Nicholas Daley and The Glenlivet unveil heritage-inspired resort capsule
Daley’s resort capsule for The Glenlivet turns Scottish tartan and Jamaican color into a wearable world, extending the whisky label’s Beyond Speyside story into 2026.

Nicholas Daley has built his latest resort capsule for The Glenlivet like a cross-continental mood board with tailoring in it. The designer pulled bespoke materials from Scotland and Jamaica, then had the pieces made in the United Kingdom, turning heritage into something tactile rather than decorative. The result is a limited-edition drop that treats shared identity, not logo placement, as the luxury proposition.

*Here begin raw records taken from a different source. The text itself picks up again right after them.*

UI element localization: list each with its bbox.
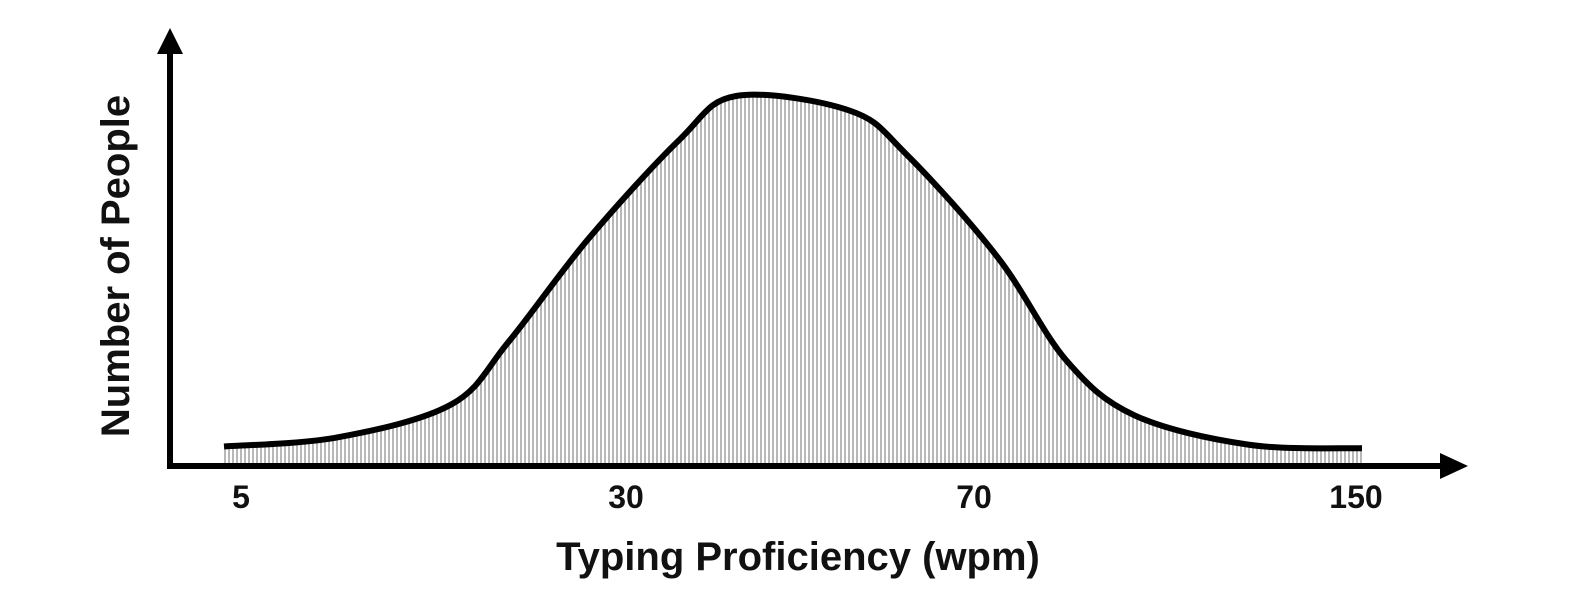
y-axis-title: Number of People	[94, 95, 138, 437]
x-tick-label-5: 5	[232, 479, 250, 515]
distribution-area-fill	[224, 94, 1362, 464]
x-axis-arrowhead	[1440, 453, 1468, 479]
x-axis-title: Typing Proficiency (wpm)	[556, 535, 1040, 579]
x-tick-label-150: 150	[1329, 479, 1382, 515]
x-tick-label-70: 70	[956, 479, 992, 515]
x-tick-label-30: 30	[608, 479, 644, 515]
y-axis-arrowhead	[157, 28, 183, 54]
distribution-curve	[223, 91, 1363, 452]
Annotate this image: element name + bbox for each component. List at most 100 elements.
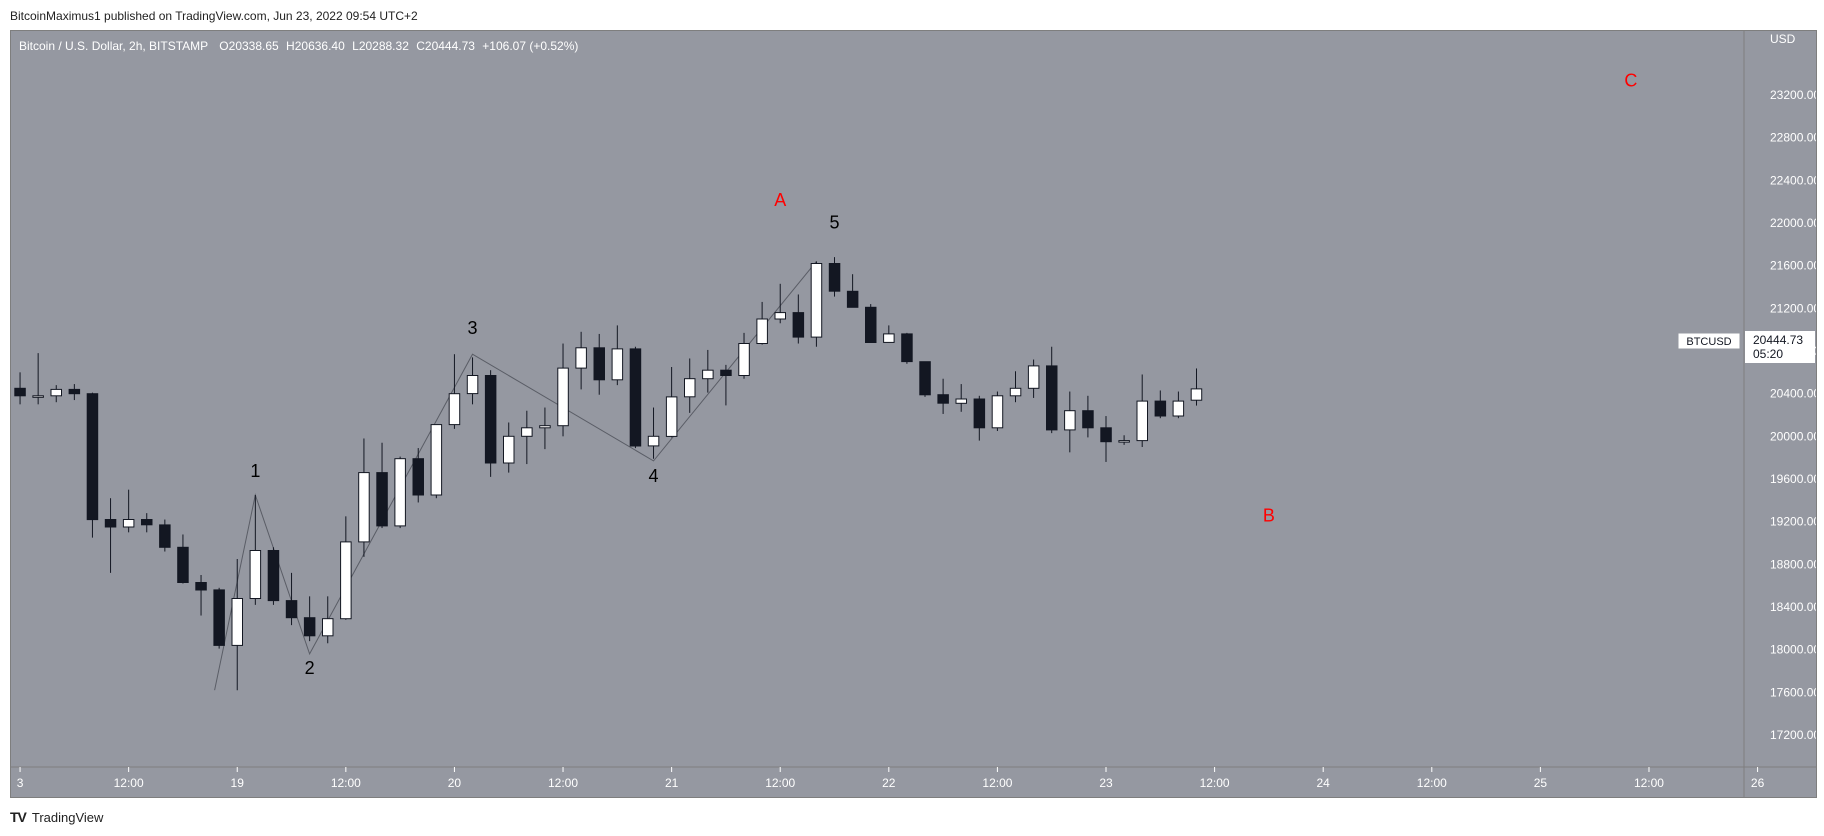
candle bbox=[358, 438, 370, 557]
price-tick-label: 21600.00 bbox=[1770, 259, 1816, 273]
candle-body-up bbox=[503, 435, 515, 464]
candle bbox=[756, 301, 768, 345]
candle bbox=[973, 395, 986, 441]
price-tag-countdown: 05:20 bbox=[1753, 347, 1783, 361]
candle bbox=[611, 325, 624, 386]
candle-body-up bbox=[521, 427, 533, 437]
legend-change: +106.07 (+0.52%) bbox=[482, 39, 578, 53]
price-tick-label: 20400.00 bbox=[1770, 387, 1816, 401]
candle-body-up bbox=[738, 343, 750, 376]
candle bbox=[141, 513, 153, 533]
candle-body-up bbox=[810, 263, 823, 338]
time-axis: 3 12:00 19 12:00 20 12:00 21 12:00 22 12:00 23 12:0… bbox=[17, 767, 1765, 790]
candle-body-up bbox=[991, 395, 1004, 429]
candle-body-up bbox=[539, 425, 551, 429]
candle bbox=[1082, 395, 1094, 438]
candle bbox=[865, 304, 877, 343]
price-tick-label: 17600.00 bbox=[1770, 685, 1816, 699]
time-axis-background[interactable] bbox=[11, 767, 1816, 797]
price-axis-background[interactable] bbox=[1744, 31, 1816, 767]
candle bbox=[901, 332, 913, 364]
candle bbox=[702, 349, 714, 393]
candle-body-up bbox=[231, 598, 243, 646]
candle bbox=[1154, 390, 1167, 419]
candle-body-up bbox=[1172, 400, 1185, 417]
wave-label-5: 5 bbox=[830, 212, 840, 232]
time-tick-label: 20 bbox=[448, 776, 462, 790]
candle bbox=[1009, 371, 1022, 403]
candle-body-down bbox=[865, 306, 877, 343]
candle bbox=[539, 407, 551, 450]
price-tick-label: 19600.00 bbox=[1770, 472, 1816, 486]
candle bbox=[267, 547, 280, 605]
candle-body-up bbox=[665, 396, 678, 437]
price-axis: 23200.00 22800.00 22400.00 22000.00 21600.00… bbox=[1770, 88, 1816, 742]
price-tick-label: 18000.00 bbox=[1770, 643, 1816, 657]
candle bbox=[285, 572, 298, 626]
candle-body-up bbox=[322, 618, 334, 637]
candle-body-up bbox=[249, 550, 262, 599]
candle bbox=[68, 384, 81, 401]
candle bbox=[1064, 391, 1076, 453]
candle-body-down bbox=[828, 263, 841, 292]
candle-body-up bbox=[1136, 400, 1148, 442]
time-tick-label: 23 bbox=[1099, 776, 1113, 790]
candle bbox=[883, 325, 895, 343]
candle bbox=[394, 456, 406, 529]
candle bbox=[448, 354, 461, 429]
price-axis-unit: USD bbox=[1770, 32, 1796, 46]
chart-legend: Bitcoin / U.S. Dollar, 2h, BITSTAMP O203… bbox=[19, 39, 578, 53]
candle-body-up bbox=[358, 472, 370, 543]
candle bbox=[177, 534, 189, 584]
candle-body-down bbox=[484, 375, 497, 464]
candle bbox=[647, 407, 660, 459]
time-tick-label: 12:00 bbox=[548, 776, 578, 790]
candle bbox=[303, 596, 316, 642]
plot-background bbox=[11, 31, 1744, 767]
price-tick-label: 22400.00 bbox=[1770, 173, 1816, 187]
time-tick-label: 12:00 bbox=[1417, 776, 1447, 790]
time-tick-label: 19 bbox=[231, 776, 245, 790]
candle-body-down bbox=[901, 333, 913, 363]
candle-body-up bbox=[122, 519, 135, 528]
candles-layer bbox=[14, 257, 1203, 691]
publisher-line: BitcoinMaximus1 published on TradingView… bbox=[10, 9, 418, 23]
candle bbox=[774, 283, 786, 324]
price-tag-price: 20444.73 bbox=[1753, 333, 1803, 347]
price-tick-label: 18800.00 bbox=[1770, 557, 1816, 571]
candle-body-up bbox=[575, 347, 587, 369]
candle-body-down bbox=[68, 388, 81, 395]
candle-body-down bbox=[141, 519, 153, 526]
candle bbox=[720, 364, 732, 406]
candle bbox=[159, 519, 171, 552]
footer-brand[interactable]: TV TradingView bbox=[10, 809, 103, 825]
price-tag-box bbox=[1745, 331, 1815, 363]
candle-body-down bbox=[86, 393, 99, 521]
candle-body-up bbox=[340, 541, 352, 620]
candle bbox=[629, 346, 642, 449]
time-tick-label: 24 bbox=[1317, 776, 1331, 790]
candle-body-up bbox=[32, 395, 44, 398]
last-price-tag[interactable]: BTCUSD 20444.73 05:20 bbox=[1677, 331, 1815, 363]
candle bbox=[955, 384, 967, 412]
candle-body-down bbox=[629, 348, 642, 447]
time-tick-label: 12:00 bbox=[1634, 776, 1664, 790]
candle-body-down bbox=[285, 600, 298, 619]
candle bbox=[1172, 391, 1185, 419]
candle bbox=[249, 495, 262, 605]
candle-body-up bbox=[1190, 388, 1203, 401]
time-tick-label: 22 bbox=[882, 776, 896, 790]
candle bbox=[593, 333, 605, 395]
candle bbox=[412, 448, 424, 503]
wave-label-1: 1 bbox=[250, 461, 260, 481]
candle-body-down bbox=[919, 361, 931, 396]
legend-h-value: 20636.40 bbox=[295, 39, 345, 53]
wave-labels-layer: 1 2 3 4 5 A B C bbox=[250, 70, 1637, 678]
price-tick-label: 22800.00 bbox=[1770, 131, 1816, 145]
candle-body-up bbox=[1009, 387, 1022, 397]
candle-body-down bbox=[159, 524, 171, 548]
candle-body-down bbox=[104, 519, 117, 528]
candle bbox=[846, 274, 859, 308]
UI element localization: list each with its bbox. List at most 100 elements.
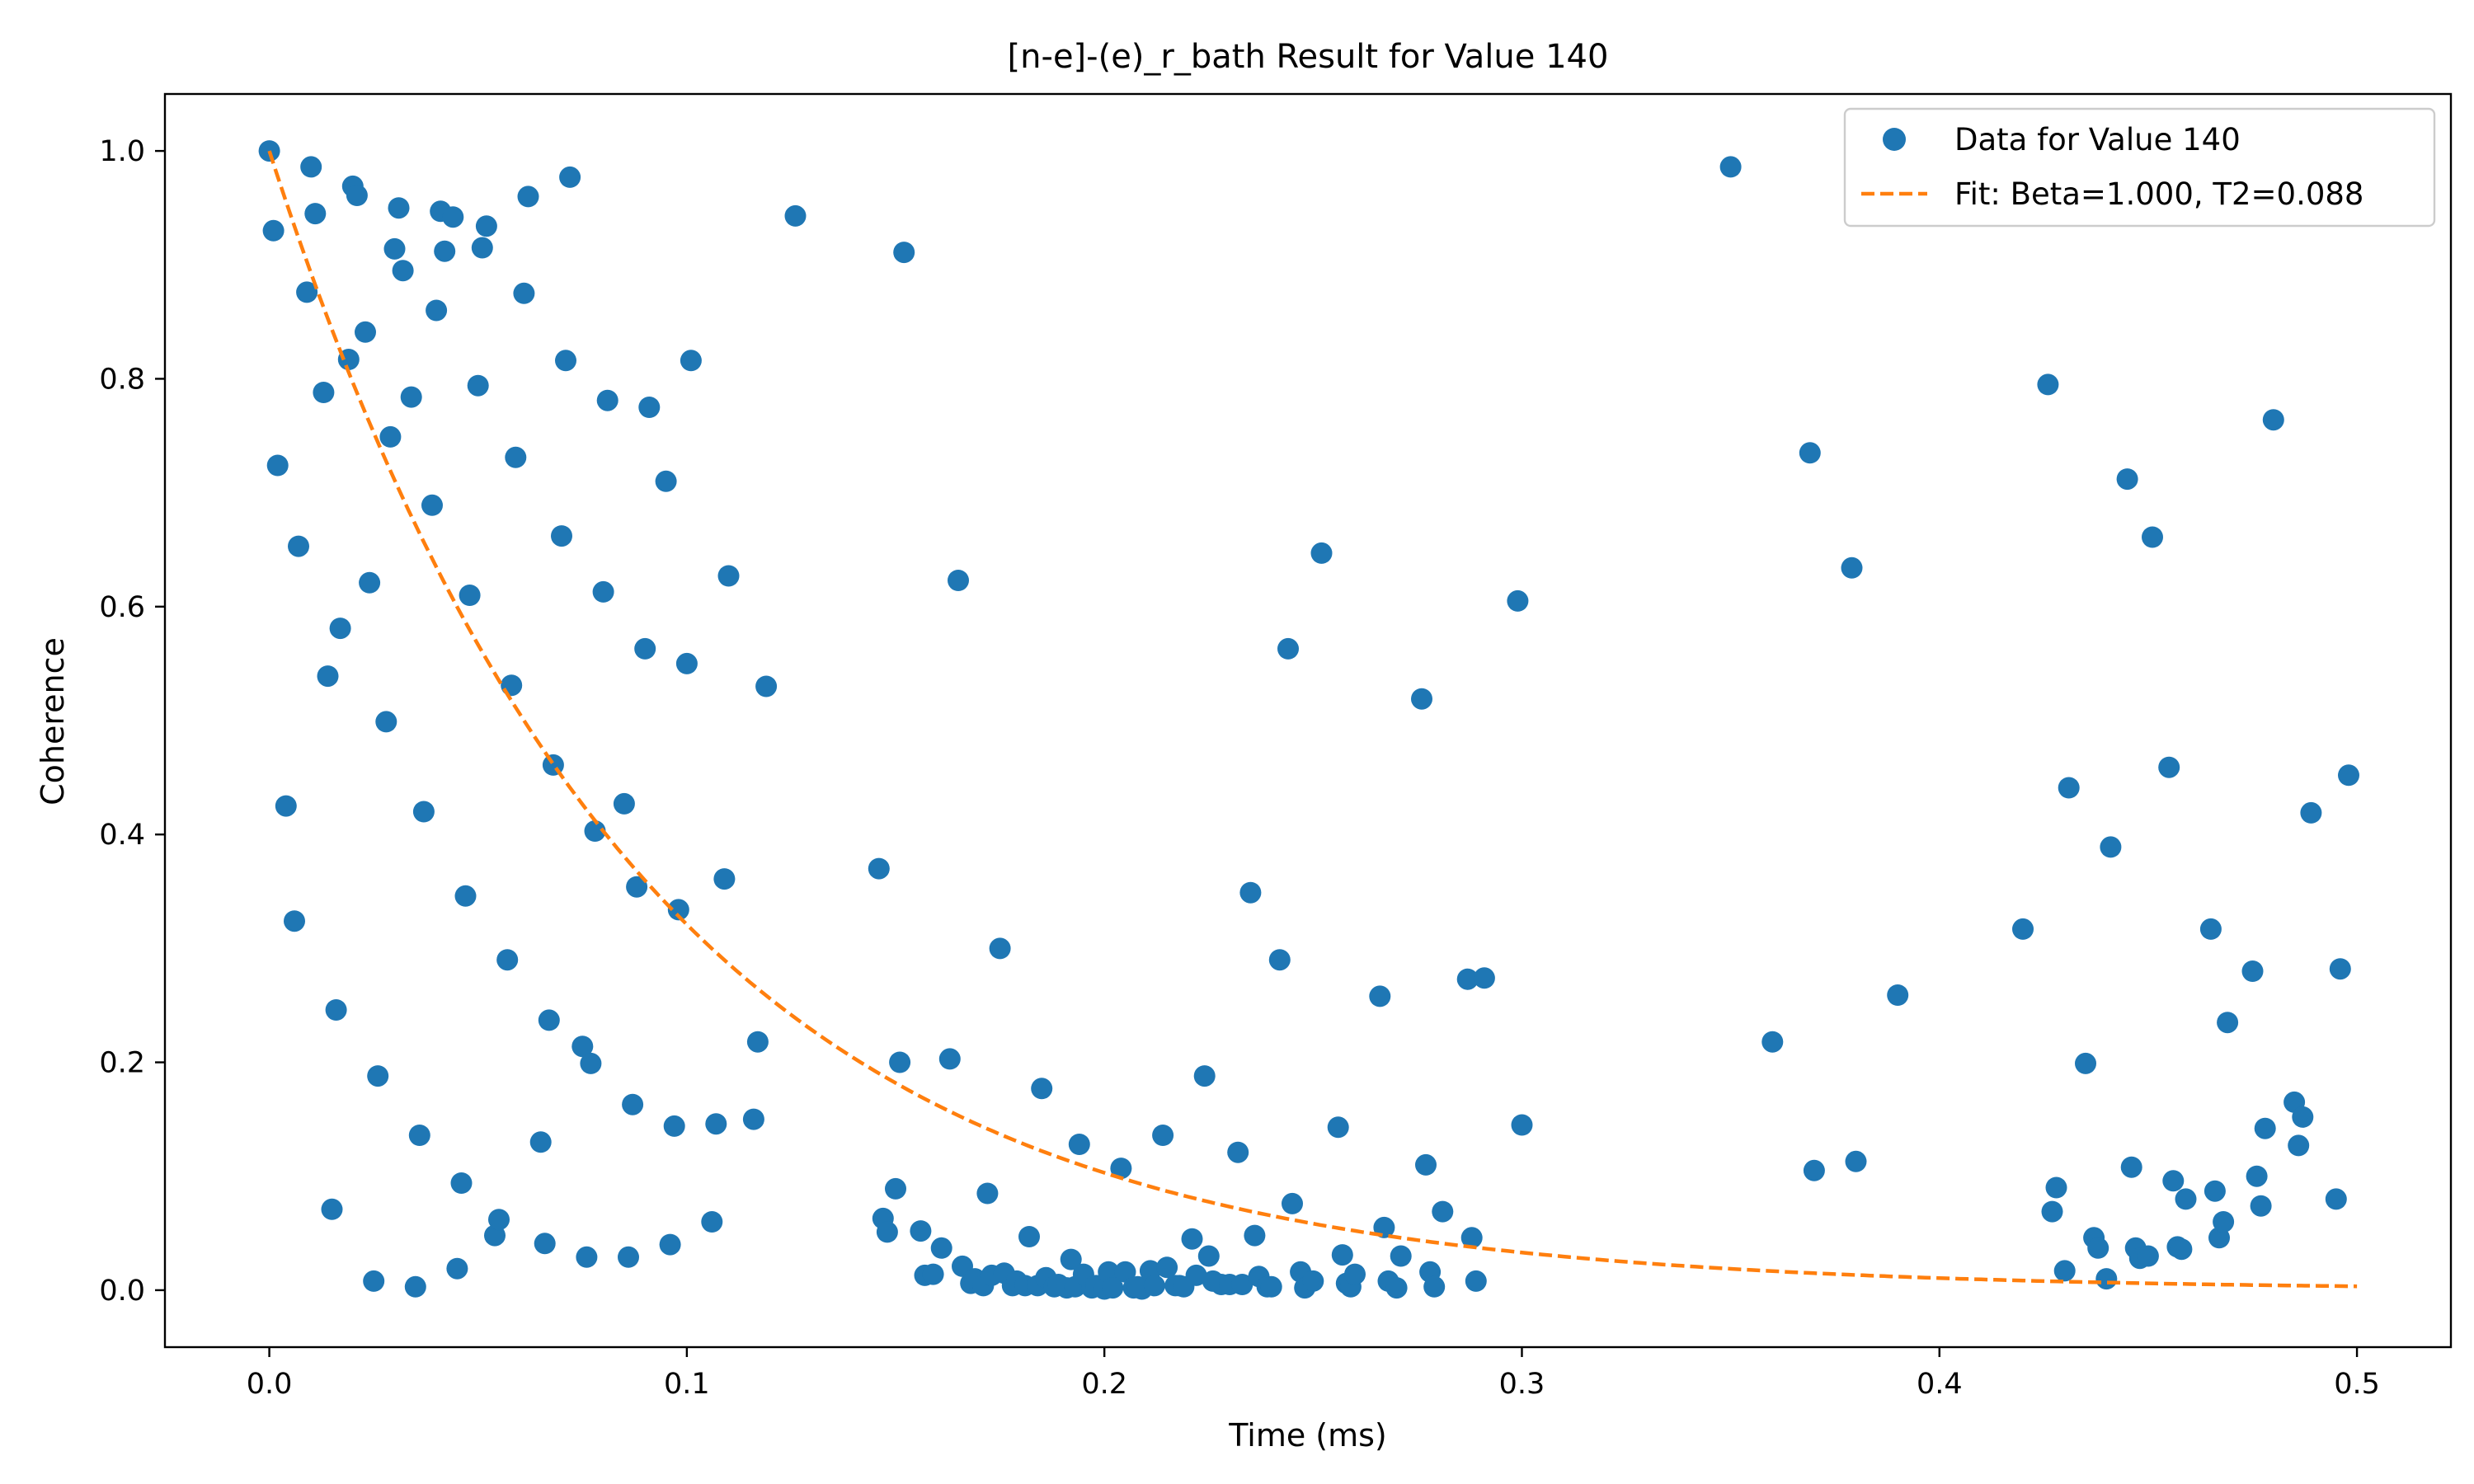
data-point (538, 1009, 560, 1031)
legend: Data for Value 140 Fit: Beta=1.000, T2=0… (1843, 107, 2436, 228)
data-point (1460, 1227, 1483, 1249)
data-point (359, 571, 381, 594)
data-point (505, 446, 527, 468)
data-point (2053, 1260, 2076, 1282)
data-point (667, 899, 689, 921)
data-point (379, 425, 402, 448)
data-point (1887, 984, 1909, 1006)
data-point (885, 1177, 906, 1200)
data-point (1761, 1031, 1784, 1053)
x-axis-ticks: 0.0 0.1 0.2 0.3 0.4 0.5 (247, 1347, 2380, 1401)
data-point (1344, 1263, 1366, 1285)
data-point (392, 260, 414, 282)
data-point (634, 637, 656, 660)
data-point (1390, 1245, 1412, 1267)
data-point (296, 281, 318, 303)
data-point (717, 565, 740, 587)
fit-line (267, 150, 2358, 1289)
data-point (2058, 777, 2080, 799)
data-point (1231, 1274, 1253, 1295)
y-axis-label: Coherence (35, 637, 71, 805)
data-point (989, 937, 1011, 960)
data-point (496, 949, 519, 971)
data-point (288, 535, 309, 557)
data-point (434, 240, 456, 262)
data-point (1060, 1248, 1082, 1270)
data-point (426, 299, 448, 322)
data-point (454, 885, 477, 907)
data-point (1331, 1244, 1353, 1266)
data-point (2338, 764, 2359, 787)
data-point (1156, 1256, 1178, 1279)
data-point (2204, 1180, 2226, 1202)
data-point (1152, 1125, 1174, 1146)
data-point (2329, 958, 2351, 980)
data-point (2041, 1200, 2063, 1223)
data-point (1511, 1114, 1533, 1136)
data-point (2087, 1237, 2109, 1259)
data-point (517, 186, 539, 208)
data-point (1841, 556, 1863, 579)
data-point (2075, 1052, 2096, 1074)
data-point (421, 494, 443, 516)
data-point (592, 580, 614, 603)
data-point (580, 1052, 602, 1074)
data-point (1507, 589, 1529, 612)
data-point (450, 1172, 473, 1194)
data-point (559, 166, 581, 188)
data-point (2100, 836, 2122, 858)
legend-data-marker (1883, 128, 1906, 151)
data-point (1411, 688, 1432, 710)
data-point (346, 185, 368, 206)
data-point (2292, 1106, 2314, 1128)
data-point (1327, 1116, 1349, 1139)
data-point (938, 1048, 961, 1070)
data-point (1799, 442, 1821, 464)
data-point (2142, 526, 2163, 548)
data-point (1102, 1277, 1124, 1299)
data-point (375, 711, 397, 733)
data-point (1114, 1261, 1136, 1283)
data-point (2120, 1156, 2142, 1178)
data-point (317, 665, 339, 688)
data-point (555, 350, 576, 372)
data-point (1456, 968, 1479, 990)
data-point (329, 618, 351, 640)
data-point (596, 389, 618, 411)
data-point (412, 801, 435, 823)
data-point (638, 397, 661, 418)
data-point (742, 1108, 764, 1130)
data-point (2045, 1176, 2067, 1199)
data-point (2300, 801, 2322, 824)
data-point (551, 525, 572, 547)
data-point (2262, 409, 2284, 431)
data-point (2175, 1188, 2197, 1210)
data-point (663, 1115, 685, 1137)
x-tick-label: 0.3 (1499, 1368, 1545, 1401)
y-tick-label: 0.4 (99, 819, 145, 852)
data-point (404, 1275, 426, 1298)
x-tick-label: 0.2 (1081, 1368, 1127, 1401)
data-point (1185, 1264, 1207, 1286)
data-point (1227, 1141, 1249, 1163)
data-point (584, 820, 606, 842)
data-point (910, 1220, 932, 1242)
data-point (1845, 1150, 1867, 1172)
plot-area (258, 140, 2359, 1300)
data-point (1193, 1065, 1216, 1087)
data-point (1473, 967, 1495, 989)
data-point (467, 374, 489, 397)
data-point (675, 652, 698, 674)
data-point (325, 999, 347, 1021)
x-axis-label: Time (ms) (1228, 1417, 1387, 1453)
data-point (1143, 1275, 1165, 1297)
data-point (1302, 1270, 1324, 1292)
data-point (746, 1031, 769, 1053)
data-point (471, 237, 493, 259)
data-point (571, 1036, 594, 1058)
data-point (388, 197, 410, 219)
data-point (876, 1221, 898, 1243)
y-tick-label: 0.2 (99, 1047, 145, 1080)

The collaboration grows out of The Glenlivet’s Jamaica Edition, the first release in its new Beyond Speyside series. That whisky was finished in casks that previously held Jamaican rum and is positioned around coconut, pineapple, caramel, mango, green apple, vanilla and toffee notes, a profile meant to move the brand beyond its Speyside roots without severing them. Daley, who styled the Jamaica Edition campaign, said his dual heritage drives his work, and The Glenlivet’s behind-the-scenes material says he translated that idea into clothing through Scottish patterns and textiles paired with Jamaican colors and silhouettes. The Glenlivet has also said the partnership will continue into 2026, when a Glenlivet tartan capsule is set to follow.
What gives the project weight is Daley’s fit for the brief. He graduated from Central Saint Martins in 2013, launched his namesake label in 2015 and was a finalist for the 2020 LVMH Prize. His work has long occupied the space where craftsmanship, bespoke textiles and multicultural British identity meet, so a resort capsule anchored in Scottish and Jamaican references feels like an extension of his vocabulary rather than a branded detour. In that sense, The Glenlivet is borrowing more than a designer’s name. It is borrowing his ability to make heritage look contemporary.
That matters because cross-category collaborations land best when they build a coherent world. Too many fashion-and-luxury tie-ups stop at surface-level merchandise. Daley and The Glenlivet have taken the harder route, using whisky as a cultural prompt and clothing as the narrative medium. The Glenlivet has even linked the project to recovery efforts in Jamaica after a devastating hurricane, adding another layer of responsibility to a collection that already trades in place, memory and craft. For fashion, the lesson is clear: spirits branding now offers a model for storytelling that feels rooted, specific and emotionally legible.